Еще со времен, когда богиня Ио поспособствовала убийству Мемнона Ахиллом и ускорила несчастный случай с Прокридой, погибшей от рук ничего не подозревавшего собственного мужа[49], остров был чудом из чудес. И это не удивительно: остров обладал уникальным по своей природе святым; казалось, его божественная сила слишком велика и лучезарна, чтобы храниться в нем.

Святой Герасим, усохший и потемневший, запечатанный в куполообразном позолоченном саркофаге, стоявшем у горнего места в алтаре монастыря его имени, пять веков как упокоившийся, ночью восстал. Убранный алыми и золотыми одеждами, драгоценными камнями и старинными орденами, он, потрескивая и поскрипывая, осторожно прокладывал путь среди своей паствы грешных и страждущих, навещал их дома, иногда переносясь и за границу, в родной Коринф, чтобы поклониться костям предков и побродить среди холмов и рощ юности.

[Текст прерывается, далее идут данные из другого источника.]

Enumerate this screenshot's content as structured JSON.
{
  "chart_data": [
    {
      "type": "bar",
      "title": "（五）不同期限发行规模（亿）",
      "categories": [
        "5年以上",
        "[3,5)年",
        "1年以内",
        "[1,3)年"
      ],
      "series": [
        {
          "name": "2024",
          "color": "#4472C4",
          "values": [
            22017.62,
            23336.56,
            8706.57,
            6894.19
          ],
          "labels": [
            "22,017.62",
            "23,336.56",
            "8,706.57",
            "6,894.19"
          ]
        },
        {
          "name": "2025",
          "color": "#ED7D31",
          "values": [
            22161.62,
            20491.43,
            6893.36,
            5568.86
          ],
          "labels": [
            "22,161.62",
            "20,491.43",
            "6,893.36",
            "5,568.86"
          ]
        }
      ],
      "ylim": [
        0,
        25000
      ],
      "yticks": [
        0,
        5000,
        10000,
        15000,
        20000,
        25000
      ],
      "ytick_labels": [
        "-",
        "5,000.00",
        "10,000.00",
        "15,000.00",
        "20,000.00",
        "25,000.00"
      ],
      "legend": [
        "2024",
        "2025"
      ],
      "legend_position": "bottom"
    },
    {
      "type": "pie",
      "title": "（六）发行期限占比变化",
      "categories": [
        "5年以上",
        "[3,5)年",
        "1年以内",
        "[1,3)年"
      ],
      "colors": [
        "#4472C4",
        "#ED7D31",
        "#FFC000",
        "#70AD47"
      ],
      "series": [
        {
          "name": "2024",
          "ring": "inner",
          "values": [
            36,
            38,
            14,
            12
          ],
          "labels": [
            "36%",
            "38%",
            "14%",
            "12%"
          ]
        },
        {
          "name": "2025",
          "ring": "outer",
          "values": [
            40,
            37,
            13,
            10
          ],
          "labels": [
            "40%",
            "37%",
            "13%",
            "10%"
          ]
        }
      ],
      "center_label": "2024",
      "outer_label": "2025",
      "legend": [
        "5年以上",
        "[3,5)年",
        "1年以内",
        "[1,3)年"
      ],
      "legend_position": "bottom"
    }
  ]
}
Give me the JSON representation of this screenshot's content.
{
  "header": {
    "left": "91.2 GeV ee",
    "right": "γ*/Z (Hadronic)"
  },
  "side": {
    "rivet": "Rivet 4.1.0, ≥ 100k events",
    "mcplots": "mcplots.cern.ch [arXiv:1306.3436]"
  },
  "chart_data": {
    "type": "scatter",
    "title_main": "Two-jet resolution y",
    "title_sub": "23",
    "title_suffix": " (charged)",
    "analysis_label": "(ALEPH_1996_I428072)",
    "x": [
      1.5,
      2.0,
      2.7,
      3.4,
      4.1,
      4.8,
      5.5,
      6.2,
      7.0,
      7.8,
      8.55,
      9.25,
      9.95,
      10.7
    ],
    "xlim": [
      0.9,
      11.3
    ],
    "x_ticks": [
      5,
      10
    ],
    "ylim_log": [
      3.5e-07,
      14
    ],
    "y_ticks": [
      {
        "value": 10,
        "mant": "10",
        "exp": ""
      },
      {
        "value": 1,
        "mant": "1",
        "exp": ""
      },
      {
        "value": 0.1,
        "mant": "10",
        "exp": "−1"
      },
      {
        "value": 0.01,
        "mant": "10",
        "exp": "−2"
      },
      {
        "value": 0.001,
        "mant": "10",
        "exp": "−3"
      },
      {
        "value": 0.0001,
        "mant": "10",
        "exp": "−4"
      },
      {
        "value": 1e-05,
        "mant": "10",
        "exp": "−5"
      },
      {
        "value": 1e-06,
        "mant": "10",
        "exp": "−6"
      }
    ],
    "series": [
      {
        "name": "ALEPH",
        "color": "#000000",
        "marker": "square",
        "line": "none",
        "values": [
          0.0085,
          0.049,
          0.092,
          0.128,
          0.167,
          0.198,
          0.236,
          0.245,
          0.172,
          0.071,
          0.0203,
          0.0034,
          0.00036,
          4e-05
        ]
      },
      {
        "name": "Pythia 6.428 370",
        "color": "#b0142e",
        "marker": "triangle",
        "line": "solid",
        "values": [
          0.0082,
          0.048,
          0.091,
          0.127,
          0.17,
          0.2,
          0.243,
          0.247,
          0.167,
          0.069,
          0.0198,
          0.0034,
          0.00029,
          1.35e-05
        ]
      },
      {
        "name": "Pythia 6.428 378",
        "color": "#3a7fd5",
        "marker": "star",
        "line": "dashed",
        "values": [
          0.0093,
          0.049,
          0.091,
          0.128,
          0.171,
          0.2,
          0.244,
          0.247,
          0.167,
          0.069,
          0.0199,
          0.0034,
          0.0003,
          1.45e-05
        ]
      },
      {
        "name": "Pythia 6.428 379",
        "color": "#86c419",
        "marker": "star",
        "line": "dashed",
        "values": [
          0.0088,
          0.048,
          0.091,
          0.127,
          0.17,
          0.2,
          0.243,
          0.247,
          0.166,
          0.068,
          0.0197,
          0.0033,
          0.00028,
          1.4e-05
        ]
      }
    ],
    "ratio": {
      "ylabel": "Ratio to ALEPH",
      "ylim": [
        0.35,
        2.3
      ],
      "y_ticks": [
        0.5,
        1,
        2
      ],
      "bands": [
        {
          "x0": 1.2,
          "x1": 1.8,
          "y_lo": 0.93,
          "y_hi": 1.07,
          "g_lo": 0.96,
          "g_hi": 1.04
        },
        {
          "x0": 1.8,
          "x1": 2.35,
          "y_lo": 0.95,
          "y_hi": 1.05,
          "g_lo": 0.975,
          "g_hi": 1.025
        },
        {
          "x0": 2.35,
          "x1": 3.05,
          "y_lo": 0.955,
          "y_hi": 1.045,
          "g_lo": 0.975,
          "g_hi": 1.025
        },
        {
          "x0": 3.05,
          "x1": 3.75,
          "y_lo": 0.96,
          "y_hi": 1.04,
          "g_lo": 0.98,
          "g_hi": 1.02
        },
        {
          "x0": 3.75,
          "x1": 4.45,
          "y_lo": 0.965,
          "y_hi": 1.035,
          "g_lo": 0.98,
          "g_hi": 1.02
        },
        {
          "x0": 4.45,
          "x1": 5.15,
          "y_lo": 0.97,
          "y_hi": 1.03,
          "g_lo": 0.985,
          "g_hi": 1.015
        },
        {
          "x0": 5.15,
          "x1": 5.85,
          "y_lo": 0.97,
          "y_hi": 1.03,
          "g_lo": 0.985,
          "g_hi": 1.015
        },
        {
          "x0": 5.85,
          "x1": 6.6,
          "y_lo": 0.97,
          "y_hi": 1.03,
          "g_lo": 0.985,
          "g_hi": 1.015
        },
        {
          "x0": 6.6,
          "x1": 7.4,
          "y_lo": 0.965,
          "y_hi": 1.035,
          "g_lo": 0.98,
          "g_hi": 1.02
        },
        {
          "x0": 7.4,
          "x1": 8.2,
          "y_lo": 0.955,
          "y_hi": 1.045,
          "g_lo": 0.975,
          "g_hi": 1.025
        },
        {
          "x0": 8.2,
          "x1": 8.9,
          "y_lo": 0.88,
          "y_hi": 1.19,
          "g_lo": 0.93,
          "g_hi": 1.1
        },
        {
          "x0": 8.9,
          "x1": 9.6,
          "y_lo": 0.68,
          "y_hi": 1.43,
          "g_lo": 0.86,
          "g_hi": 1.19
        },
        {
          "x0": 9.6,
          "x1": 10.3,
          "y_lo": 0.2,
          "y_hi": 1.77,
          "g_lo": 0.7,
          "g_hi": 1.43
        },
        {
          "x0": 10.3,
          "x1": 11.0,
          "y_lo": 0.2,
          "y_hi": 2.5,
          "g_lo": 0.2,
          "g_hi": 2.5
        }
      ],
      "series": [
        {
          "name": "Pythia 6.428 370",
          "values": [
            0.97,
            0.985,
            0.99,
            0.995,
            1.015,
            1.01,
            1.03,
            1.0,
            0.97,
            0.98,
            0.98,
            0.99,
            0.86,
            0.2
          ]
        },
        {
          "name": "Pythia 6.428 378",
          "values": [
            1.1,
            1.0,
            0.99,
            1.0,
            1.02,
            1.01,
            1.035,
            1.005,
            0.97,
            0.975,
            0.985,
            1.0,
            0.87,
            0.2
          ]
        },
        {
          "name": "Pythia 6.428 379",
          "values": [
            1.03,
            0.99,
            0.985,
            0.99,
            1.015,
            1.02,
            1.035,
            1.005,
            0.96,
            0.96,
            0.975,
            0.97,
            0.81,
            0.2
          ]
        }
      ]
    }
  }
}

Но послушный долгу, святой всегда возвращался к утру, вынуждая ухаживавших за ним болтливых монахинь счищать грязь с его туфель из золотой парчи и придавать его истощенным и иссохшим конечностям позу мирного упокоения.

Настоящий святой, подлинный праведник, не имеющий ничего общего с мнимыми и сомнительными святыми других вероисповеданий. Он не позорил свет инквизицией, как святой Доминик, не был пятиметровым гигантом с людоедскими наклонностями, как святой Христофор, и не убивал по неосторожности очевидцев своей смерти, как святая Катерина. Он не был также неполным святым, как святой Андрей, сумевший оставить только подошву правой ноги в женском монастыре вблизи Травлиаты. Подобно святому Спиридону Корфускому, Герасим прожил примерную жизнь и оставил свою бренную оболочку целиком – как источник вдохновения и как улику.

Он стал монахом в двенадцать лет, провел такое же число лет в Святой Земле, пять лет находился на Занте и в конце концов обосновался в пещере на Спилле с тем, чтобы преобразовать монастырь Омалы, где собственноручно посадил платан и выкопал колодец. Он был настолько любим обычно циничными островитянами, что ему посвятили два праздничных дня: один в августе и один в октябре; мальчиков дюжинами называли в его честь; в него верили горячее, чем в самого Создателя; и, находясь на своем Небесном престоле, он уже привык к тому, что люди ругались и проклинали его именем. В два дня праздника он снисходительно закрывал глаза своей души на то, что все население острова напивалось вдребезги.

Это случилось за восемь дней до того, как Метаксас отклонил ультиматум Дуче, хотя могло произойти и в любой праздничный день за последние пять сотен лет.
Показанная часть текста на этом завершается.